In a June closed session, the council voted 4-3 to not give Duncan a performance bonus based on her CALEA accreditation and the money she saved the city by not retiring. The vote followed on the heels of the Monroe Police Department being sanctioned by a judge. However, the bonus was for work in the previous year.

Many council members, when asked why they voted against the bonus, said they were following Herron’s counsel. 

Herron would not comment about closed session, but later told “The Charlotte Observer” that he would not pay employees not to retire. 

All city employees received one-time bonuses that year, for the first time in many years, as part of the budget. It was revealed that other employees had received bonuses that year, beyond the one-time bonus that was budgeted. 

In a July closed session meeting, Duncan appeared with an attorney. She told the council about an anonymous phone call her assistant received saying that Duncan “was going to get hers and that she was going to get hurt.”

The call was 31 seconds and sounded like it was from a white woman in her late 30’s or 40’s, according to the released transcript of the closed session.

An investigation into the call showed that it came from Herron’s home.

After the testimony, Herron, Duncan and her attorney were excused.

During the closed session, Council member Dottie Nash expressed concerns “with fabrications she stated were being told by City Manager Herron,” according to the closed session minutes that were released to the public. 

Nash gave numerous examples during the meeting and said she could prove what she was saying with Herron’s voice. 

Nash recorded a conversation between herself and Herron in January without Herron’s knowledge. In the conversation, he tells Nash about meetings that other council members stated did not happen. The conversation also touches on Duncan’s compensation. 

It is legal in North Carolina to record a conversation as long as one person has knowledge that it is being recorded.

The tape was given to members of the press and Nash said other council members had also received the recording.

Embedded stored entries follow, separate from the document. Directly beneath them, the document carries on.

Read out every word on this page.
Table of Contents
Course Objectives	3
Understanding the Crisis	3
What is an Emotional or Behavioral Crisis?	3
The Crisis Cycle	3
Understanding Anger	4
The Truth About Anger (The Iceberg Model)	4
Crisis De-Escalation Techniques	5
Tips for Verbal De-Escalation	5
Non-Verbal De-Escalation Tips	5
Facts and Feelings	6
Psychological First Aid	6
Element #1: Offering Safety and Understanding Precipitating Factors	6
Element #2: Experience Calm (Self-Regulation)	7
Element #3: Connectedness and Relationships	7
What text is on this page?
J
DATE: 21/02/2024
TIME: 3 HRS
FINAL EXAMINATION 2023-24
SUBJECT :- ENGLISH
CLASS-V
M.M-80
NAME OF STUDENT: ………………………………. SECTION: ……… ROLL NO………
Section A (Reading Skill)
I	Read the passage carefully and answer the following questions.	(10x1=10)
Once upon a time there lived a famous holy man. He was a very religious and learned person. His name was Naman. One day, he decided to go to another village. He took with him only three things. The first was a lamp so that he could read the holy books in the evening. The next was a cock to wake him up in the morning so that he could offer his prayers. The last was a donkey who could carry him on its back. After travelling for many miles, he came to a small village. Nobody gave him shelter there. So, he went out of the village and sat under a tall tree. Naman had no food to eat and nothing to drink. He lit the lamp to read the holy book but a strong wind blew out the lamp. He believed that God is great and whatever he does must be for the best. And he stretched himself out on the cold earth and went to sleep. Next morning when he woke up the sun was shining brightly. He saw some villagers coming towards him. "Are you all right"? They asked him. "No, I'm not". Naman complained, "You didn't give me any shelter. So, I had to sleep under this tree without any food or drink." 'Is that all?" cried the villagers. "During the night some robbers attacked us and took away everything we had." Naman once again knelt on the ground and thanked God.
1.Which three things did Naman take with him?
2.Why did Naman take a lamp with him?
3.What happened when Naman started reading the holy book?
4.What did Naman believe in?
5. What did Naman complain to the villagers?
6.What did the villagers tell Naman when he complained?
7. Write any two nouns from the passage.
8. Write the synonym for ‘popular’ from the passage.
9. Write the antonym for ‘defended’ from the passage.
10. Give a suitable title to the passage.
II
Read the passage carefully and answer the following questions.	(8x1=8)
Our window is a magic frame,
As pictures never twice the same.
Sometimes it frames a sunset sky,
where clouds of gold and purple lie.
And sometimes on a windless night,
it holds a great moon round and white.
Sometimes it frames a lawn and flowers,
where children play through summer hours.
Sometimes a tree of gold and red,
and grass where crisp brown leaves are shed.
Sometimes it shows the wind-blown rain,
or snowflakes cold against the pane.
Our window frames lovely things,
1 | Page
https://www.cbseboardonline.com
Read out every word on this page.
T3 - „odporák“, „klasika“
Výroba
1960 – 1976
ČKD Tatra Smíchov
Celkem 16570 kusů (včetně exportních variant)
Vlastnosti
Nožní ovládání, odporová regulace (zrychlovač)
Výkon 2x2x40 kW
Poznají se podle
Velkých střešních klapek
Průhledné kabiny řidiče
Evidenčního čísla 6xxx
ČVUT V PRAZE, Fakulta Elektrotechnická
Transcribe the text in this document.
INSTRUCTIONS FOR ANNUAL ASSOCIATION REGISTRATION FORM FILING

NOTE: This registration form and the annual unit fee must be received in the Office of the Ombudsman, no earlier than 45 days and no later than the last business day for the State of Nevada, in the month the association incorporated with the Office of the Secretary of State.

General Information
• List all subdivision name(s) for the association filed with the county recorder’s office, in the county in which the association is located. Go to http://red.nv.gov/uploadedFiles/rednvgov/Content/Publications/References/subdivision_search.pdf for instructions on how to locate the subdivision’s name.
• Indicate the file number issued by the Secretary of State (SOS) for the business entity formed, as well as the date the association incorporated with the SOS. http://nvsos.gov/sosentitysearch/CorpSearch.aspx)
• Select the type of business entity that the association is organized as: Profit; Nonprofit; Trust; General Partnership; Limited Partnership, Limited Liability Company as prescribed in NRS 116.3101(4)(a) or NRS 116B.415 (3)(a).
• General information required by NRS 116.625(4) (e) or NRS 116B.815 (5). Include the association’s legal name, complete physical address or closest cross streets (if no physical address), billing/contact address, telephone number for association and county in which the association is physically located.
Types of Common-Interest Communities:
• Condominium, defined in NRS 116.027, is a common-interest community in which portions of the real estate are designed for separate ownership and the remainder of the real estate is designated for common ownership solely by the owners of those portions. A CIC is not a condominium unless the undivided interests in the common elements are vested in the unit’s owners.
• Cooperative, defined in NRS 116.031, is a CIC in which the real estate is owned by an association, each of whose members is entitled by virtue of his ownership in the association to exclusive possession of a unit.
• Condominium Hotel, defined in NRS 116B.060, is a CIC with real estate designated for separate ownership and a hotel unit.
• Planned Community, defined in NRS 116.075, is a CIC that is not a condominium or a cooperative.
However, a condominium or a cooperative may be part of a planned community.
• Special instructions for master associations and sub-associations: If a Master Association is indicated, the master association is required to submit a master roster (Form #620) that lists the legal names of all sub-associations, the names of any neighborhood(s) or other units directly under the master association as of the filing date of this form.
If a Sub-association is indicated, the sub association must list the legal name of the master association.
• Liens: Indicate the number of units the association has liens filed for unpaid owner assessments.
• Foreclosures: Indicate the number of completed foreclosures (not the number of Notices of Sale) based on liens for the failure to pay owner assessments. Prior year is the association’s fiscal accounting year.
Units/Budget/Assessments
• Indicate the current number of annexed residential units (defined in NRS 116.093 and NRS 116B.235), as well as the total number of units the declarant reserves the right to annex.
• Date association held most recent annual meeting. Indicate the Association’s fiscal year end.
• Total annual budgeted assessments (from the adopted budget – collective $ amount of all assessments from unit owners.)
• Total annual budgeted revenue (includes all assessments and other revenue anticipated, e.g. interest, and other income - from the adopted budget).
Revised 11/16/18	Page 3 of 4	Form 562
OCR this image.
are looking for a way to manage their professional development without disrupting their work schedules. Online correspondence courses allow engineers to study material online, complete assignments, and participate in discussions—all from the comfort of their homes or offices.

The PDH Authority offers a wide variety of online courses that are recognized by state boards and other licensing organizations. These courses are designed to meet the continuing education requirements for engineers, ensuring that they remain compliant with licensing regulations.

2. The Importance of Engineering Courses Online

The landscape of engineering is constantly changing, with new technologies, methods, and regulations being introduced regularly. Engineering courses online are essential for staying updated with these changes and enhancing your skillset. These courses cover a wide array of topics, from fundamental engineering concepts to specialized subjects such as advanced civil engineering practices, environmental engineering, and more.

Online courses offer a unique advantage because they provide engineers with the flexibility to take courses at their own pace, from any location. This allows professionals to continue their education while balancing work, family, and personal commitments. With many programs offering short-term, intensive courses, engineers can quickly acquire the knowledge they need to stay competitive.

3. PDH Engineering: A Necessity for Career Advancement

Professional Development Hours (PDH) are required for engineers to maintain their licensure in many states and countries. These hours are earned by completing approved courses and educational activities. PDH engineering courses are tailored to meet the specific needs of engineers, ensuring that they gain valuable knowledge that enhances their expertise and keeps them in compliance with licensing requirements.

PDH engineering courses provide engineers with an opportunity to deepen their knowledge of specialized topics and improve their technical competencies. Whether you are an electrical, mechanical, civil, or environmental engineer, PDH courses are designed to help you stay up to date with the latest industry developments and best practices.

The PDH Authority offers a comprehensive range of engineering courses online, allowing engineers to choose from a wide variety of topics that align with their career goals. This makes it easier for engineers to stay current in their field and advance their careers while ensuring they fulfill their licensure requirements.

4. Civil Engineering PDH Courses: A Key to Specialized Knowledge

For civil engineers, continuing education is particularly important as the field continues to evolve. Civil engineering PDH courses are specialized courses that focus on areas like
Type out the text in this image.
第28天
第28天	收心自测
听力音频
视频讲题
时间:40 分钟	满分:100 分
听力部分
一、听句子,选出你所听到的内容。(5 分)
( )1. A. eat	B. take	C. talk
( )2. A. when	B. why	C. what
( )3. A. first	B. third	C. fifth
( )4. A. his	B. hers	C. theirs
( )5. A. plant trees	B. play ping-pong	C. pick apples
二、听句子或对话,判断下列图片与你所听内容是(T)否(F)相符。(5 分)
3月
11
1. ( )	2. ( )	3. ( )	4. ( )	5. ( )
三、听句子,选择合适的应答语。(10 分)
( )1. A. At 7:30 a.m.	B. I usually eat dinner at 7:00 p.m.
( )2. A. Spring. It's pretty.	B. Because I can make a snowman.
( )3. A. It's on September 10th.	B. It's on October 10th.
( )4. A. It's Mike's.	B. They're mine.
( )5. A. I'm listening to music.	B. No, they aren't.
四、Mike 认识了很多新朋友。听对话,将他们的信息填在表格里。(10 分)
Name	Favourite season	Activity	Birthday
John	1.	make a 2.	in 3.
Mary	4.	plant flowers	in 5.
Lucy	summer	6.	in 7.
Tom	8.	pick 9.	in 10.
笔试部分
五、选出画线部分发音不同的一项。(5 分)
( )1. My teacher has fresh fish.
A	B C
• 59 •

Later that evening, after the July 19 closed session, Council member Lynn Keziah approached Herron and asked him to resign.

He resigned, citing section 9:D, which states that the employee can resign and receive a severance package after an offer to accept resignation “whether formal or informal” by a member of city council as a representative of the majority of the council.

Keziah approached Herron after meeting with Council members John Ashcraft and Margaret Desio and speaking with Council member Freddie Gordon over the telephone.

Herron received a severance of $150,654, his salary at the time of resignation.

Assistant City Manager Greg Demko was named interim city manager.

Herron was recently hired as the planning director for the town of Cornelius. He begins that job Jan. 2, 2013.

City council will hear a report in January looking into the high turnover rate of city managers in Monroe. After receiving the report, they will begin their search for a new city manager.